Now Create The Vector Database

In [19]:
import os
load_dotenv()
PINECONE_API_KEY = os.environ.get('PINECONE_API_KEY')

In [21]:
from pinecone import Pinecone, ServerlessSpec

pc = Pinecone(api_key=PINECONE_API_KEY)

index_name = "gym-chatbot"

pc.create_index(
    name=index_name,
    dimension=384,
    metric='cosine',
    spec=ServerlessSpec(
        cloud='aws',
        region='us-east-1'
    )
    
)

{
    "name": "gym-chatbot",
    "metric": "cosine",
    "host": "gym-chatbot-mapxah6.svc.aped-4627-b74a.pinecone.io",
    "spec": {
        "serverless": {
            "cloud": "aws",
            "region": "us-east-1"
        }
    },
    "status": {
        "ready": true,
        "state": "Ready"
    },
    "vector_type": "dense",
    "dimension": 384,
    "deletion_protection": "disabled",
    "tags": null
}

In [27]:
import re

def clean_text(text):
    # Replace tabs and multiple spaces/newlines with a single space
    return re.sub(r'\s+', ' ', text).strip()

In [28]:
for doc in chunks:
    doc.page_content = clean_text(doc.page_content)

In [31]:
# chunks

In [2]:
from langchain_pinecone import PineconeVectorStore

vector_embeddings = PineconeVectorStore.from_documents(
    index_name=index_name,
    documents=chunks,
    embedding=embeddings
)

  from .autonotebook import tqdm as notebook_tqdm


KeyboardInterrupt: 

Now Create your query and create it into vector and search for it in pinecone db

In [12]:
from langchain_pinecone import PineconeVectorStore

index_name = "gym-chatbot"

docSearch = PineconeVectorStore.from_existing_index(
    index_name=index_name,
    embedding=embeddings
)

docSearch

<langchain_pinecone.vectorstores.PineconeVectorStore at 0x24a2f48ee10>

In [13]:
retreiver = docSearch.as_retriever(search_type="similarity", search_kwargs={"k":3})


In [15]:
retreived_data = retreiver.invoke("What to eat to gain protein")
retreived_data

[Document(id='a7f378fd-9a3f-4a0a-90ba-56206d8f7b92', metadata={'author': 'Jim Stoppani', 'creationdate': '2019-03-21T00:47:55+00:00', 'creator': 'calibre 3.39.1 [https://calibre-ebook.com]', 'page': 1023.0, 'page_label': '1024', 'producer': 'calibre 3.39.1 [https://calibre-ebook.com]', 'source': '..\\..\\data\\gym-guide.pdf', 'title': "Jim Stoppani\\'s Encyclopedia of Muscle \\& Strength - PDFDrive.com", 'total_pages': 1173.0}, page_content='participants’ baseline intake or increase protein intake by at least 50 percent of that consumed by the lower-protein group or control group, then high protein intake does lead to significant gains in lean muscle mass and muscle strength.

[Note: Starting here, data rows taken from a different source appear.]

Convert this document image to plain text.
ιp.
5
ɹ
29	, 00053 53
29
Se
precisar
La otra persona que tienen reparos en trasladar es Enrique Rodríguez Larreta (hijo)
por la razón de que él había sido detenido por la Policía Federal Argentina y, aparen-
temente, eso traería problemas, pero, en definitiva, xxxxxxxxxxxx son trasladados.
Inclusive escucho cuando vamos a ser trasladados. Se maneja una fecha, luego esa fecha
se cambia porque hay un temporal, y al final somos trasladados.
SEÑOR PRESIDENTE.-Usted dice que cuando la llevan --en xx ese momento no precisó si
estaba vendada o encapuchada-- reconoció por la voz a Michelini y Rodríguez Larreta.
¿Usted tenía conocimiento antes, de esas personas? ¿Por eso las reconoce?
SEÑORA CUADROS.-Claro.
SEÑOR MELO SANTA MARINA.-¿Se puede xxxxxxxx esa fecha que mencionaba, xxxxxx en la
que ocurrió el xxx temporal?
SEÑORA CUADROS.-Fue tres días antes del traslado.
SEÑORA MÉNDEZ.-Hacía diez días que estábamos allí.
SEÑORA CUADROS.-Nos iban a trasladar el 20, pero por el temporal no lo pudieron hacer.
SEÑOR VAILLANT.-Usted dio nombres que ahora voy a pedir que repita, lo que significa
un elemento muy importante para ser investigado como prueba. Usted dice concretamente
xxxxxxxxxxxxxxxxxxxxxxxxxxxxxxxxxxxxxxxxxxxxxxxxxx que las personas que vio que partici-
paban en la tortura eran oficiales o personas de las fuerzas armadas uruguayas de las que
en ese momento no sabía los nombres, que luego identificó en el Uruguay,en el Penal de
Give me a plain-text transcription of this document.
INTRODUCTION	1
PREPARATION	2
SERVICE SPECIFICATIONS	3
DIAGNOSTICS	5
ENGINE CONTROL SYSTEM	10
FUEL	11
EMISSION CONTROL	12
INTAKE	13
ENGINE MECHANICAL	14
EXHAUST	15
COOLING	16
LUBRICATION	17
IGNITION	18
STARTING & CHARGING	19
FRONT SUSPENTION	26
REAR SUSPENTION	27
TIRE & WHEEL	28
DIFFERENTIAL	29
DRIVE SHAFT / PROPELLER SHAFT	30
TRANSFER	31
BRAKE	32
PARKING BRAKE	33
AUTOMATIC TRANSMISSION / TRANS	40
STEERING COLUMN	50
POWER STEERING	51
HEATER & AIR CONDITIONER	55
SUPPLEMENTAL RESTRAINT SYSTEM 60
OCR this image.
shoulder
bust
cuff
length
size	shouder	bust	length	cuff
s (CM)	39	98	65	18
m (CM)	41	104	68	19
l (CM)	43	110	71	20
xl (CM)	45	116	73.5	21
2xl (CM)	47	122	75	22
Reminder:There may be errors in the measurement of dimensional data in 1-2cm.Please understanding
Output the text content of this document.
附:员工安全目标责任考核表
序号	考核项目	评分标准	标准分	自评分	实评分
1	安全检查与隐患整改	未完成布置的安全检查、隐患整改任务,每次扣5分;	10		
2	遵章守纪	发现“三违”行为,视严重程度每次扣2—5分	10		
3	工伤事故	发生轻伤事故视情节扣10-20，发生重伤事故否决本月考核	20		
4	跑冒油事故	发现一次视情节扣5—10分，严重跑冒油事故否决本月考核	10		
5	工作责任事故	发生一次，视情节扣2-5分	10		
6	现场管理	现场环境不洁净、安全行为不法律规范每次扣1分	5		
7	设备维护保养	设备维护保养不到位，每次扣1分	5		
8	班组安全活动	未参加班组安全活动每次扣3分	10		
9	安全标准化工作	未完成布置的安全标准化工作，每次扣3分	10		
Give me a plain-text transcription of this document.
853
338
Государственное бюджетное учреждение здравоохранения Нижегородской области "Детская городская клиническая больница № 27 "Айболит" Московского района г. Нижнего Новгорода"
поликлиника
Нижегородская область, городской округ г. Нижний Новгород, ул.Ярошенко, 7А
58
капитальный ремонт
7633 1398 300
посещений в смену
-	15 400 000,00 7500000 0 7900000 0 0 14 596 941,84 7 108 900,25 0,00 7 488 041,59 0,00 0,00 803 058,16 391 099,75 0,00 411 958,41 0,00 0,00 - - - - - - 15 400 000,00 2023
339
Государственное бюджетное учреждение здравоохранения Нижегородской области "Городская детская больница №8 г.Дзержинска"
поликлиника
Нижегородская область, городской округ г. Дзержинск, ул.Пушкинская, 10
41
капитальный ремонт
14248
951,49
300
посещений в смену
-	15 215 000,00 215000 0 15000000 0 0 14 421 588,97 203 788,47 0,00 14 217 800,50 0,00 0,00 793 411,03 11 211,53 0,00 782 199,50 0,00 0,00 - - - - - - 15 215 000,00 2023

The bottom line is that eating a higher-protein diet is effective for gaining more muscle and increasing muscle strength. Shoot for 1 to 1.5 grams of protein per pound of body weight for optimal results. Goal 2: Get Ample Fat'),
 Document(id='8e2d8786-c36c-4c98-a069-9bfcbe9830e4', metadata={'author': 'Jim Stoppani

Now Lets work on the LLM

In [31]:
from langchain_openai import ChatOpenAI
from langchain_core.prompts import ChatPromptTemplate
from langchain.schema.output_parser import StrOutputParser
from langchain.chains import create_retrieval_chain
from langchain.chains.combine_documents import create_stuff_documents_chain
from dotenv import load_dotenv

load_dotenv()

llm = ChatOpenAI(model="gpt-3.5-turbo")

input = "Suggest me a diet plan"
context = retreiver.invoke(input)

prompt = ChatPromptTemplate.from_messages([
    ("system", "You are a trained gym trainer who can provide information."
     "Use the chunks you recieve to answe the questions asked."
     "If something unrelated is asked from you just say something like I am a gym trainer. I don't know much about it. Sorry can't help"
     "Your first priority is to answer from the chunks {context}."),
    ("user", "{input}")
])


chain = prompt | llm | StrOutputParser()
response = chain.invoke({"context" : context, "input": input})

print(response)

For a starting point, a sample diet plan for those weighing between 160 to 200 pounds can be followed. It's important to modify the macronutrients and calories based on your body weight if you weigh significantly less or more than this range. Additionally, you can refer to Chapter 28: Nutrition for Maximizing Fat Loss in the book "Jim Stoppani's Encyclopedia of Muscle & Strength" for more detailed information on sample meal plans and steps to follow for an effective diet plan.